C issue 0216: Source character encodings

Issue 0216: Source character encodings

This issue has been automatically converted from the original issue lists and some formatting may not have been preserved.

Authors: Clive Feather (UK)
Date: 2000-04-04
Submitted against: C99
Status: Fixed
Fixed in: C99 TC1
Converted from: summary-c99.htm, dr_216.htm

Summary

The Standard is clear that the basic source character set need not have the same encoding as the basic execution character set, and that while the latter must be all positive, there is no such requirement on the former:

6.2.5:

[#3] [...] If a member of the basic execution character set is stored in a char object, its value is guaranteed to be positive.

6.10.1:

[#3] [...] Whether the numeric value for these character constants matches the value obtained when an identical character constant occurs in an expression (other than within a #if or #elif directive) is implementation-defined.¹⁴¹⁾ Also, whether a single-character character constant may have a negative value is implementation-defined.

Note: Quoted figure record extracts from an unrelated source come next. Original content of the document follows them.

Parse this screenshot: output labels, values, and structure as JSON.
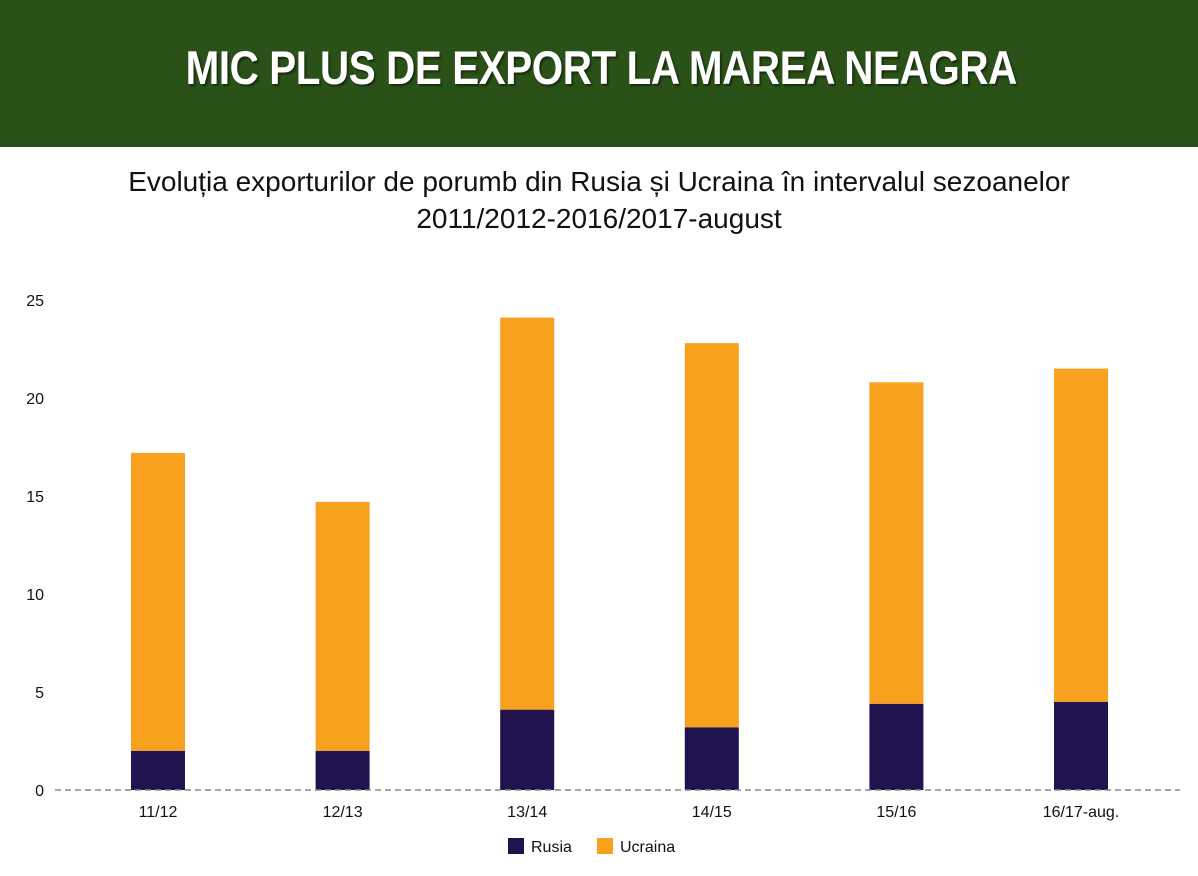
{
  "header": {
    "title": "MIC PLUS DE EXPORT LA MAREA NEAGRA"
  },
  "subtitle": {
    "line1": "Evoluția exporturilor de porumb din Rusia și Ucraina în intervalul sezoanelor",
    "line2": "2011/2012-2016/2017-august"
  },
  "chart_data": {
    "type": "bar",
    "stacked": true,
    "categories": [
      "11/12",
      "12/13",
      "13/14",
      "14/15",
      "15/16",
      "16/17-aug."
    ],
    "series": [
      {
        "name": "Rusia",
        "color": "#21134d",
        "values": [
          2.0,
          2.0,
          4.1,
          3.2,
          4.4,
          4.5
        ]
      },
      {
        "name": "Ucraina",
        "color": "#f7a11f",
        "values": [
          15.2,
          12.7,
          20.0,
          19.6,
          16.4,
          17.0
        ]
      }
    ],
    "ylim": [
      0,
      25
    ],
    "yticks": [
      0,
      5,
      10,
      15,
      20,
      25
    ],
    "grid": false,
    "legend_position": "bottom-center",
    "xlabel": "",
    "ylabel": ""
  }
}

However, there are two problems with this. Firstly, the cited wording in 6.2.5 conflicts with the definition of the basic execution character set:

5.2.1:

[#2] [...] A byte with all bits set to 0, called the null character, shall exist in the basic execution character set; it is used to terminate a character string.

in that zero is not positive. Secondly, it is not clear whether a source character constant can have the value zero; in other words, can:

  #if !'A'
    #error Character A is zero
    #endif

reach the #error directive ?

Suggested Technical Corrigendum

Change the cited wording in 6.2.5 to:

#3] [...] If a member of the basic execution character set (other than the null character) is stored in a char object, its value is guaranteed to be positive.

and the last part of the cited wording in 6.10.1 to:

[#3] [...] Also, whether a single-character character constant may have a negative value is implementation-defined (nevertheless, it may not be zero).

Comment from WG14 on 2000-11-02:

Committee Response

Regarding the #error directive, 6.10.1 paragraph 3 states:

The resulting tokens compose the controlling constant expression which is evaluated according to the rules of 6.6, except that all signed integer types and all unsigned integer types act as if they have the same representation as, respectively, the types intmax_t and uintmax_t defined in the header <stdint.h>. This includes interpreting character constants, which may involve converting escape sequences into execution character set members. Whether the numeric value for these character constants matches the value obtained when an identical character constant occurs in an expression (other than within a #if or #elif directive) is implementation-defined.

The evaluation of the controlling constant expression according to the rules of 6.6 implies that character constants are converted into an execution character set (translation phase 5) just as it also implies that preprocessor tokens representing integer constants are translated into integer constants (translation phase 7).

Thus, all character constants operated upon by #if have been translated to some execution character set. The liberty given by 6.10.1 paragraph 3 that allows the value of character constants to differ in preprocessor versus non-preprocessor expressions exists to allow cross-compilers to use a standalone "native" preprocessor that is unaware of the cross-compiled target and its execution character set.

Thus, in your example, the #error directive can never be reached on a conforming implementation.

Technical Corrigendum

Change the cited wording in 6.2.5 to:

[#3] [...] If a member of the basic execution character set is stored in a char object, its value is guaranteed to be non-negative.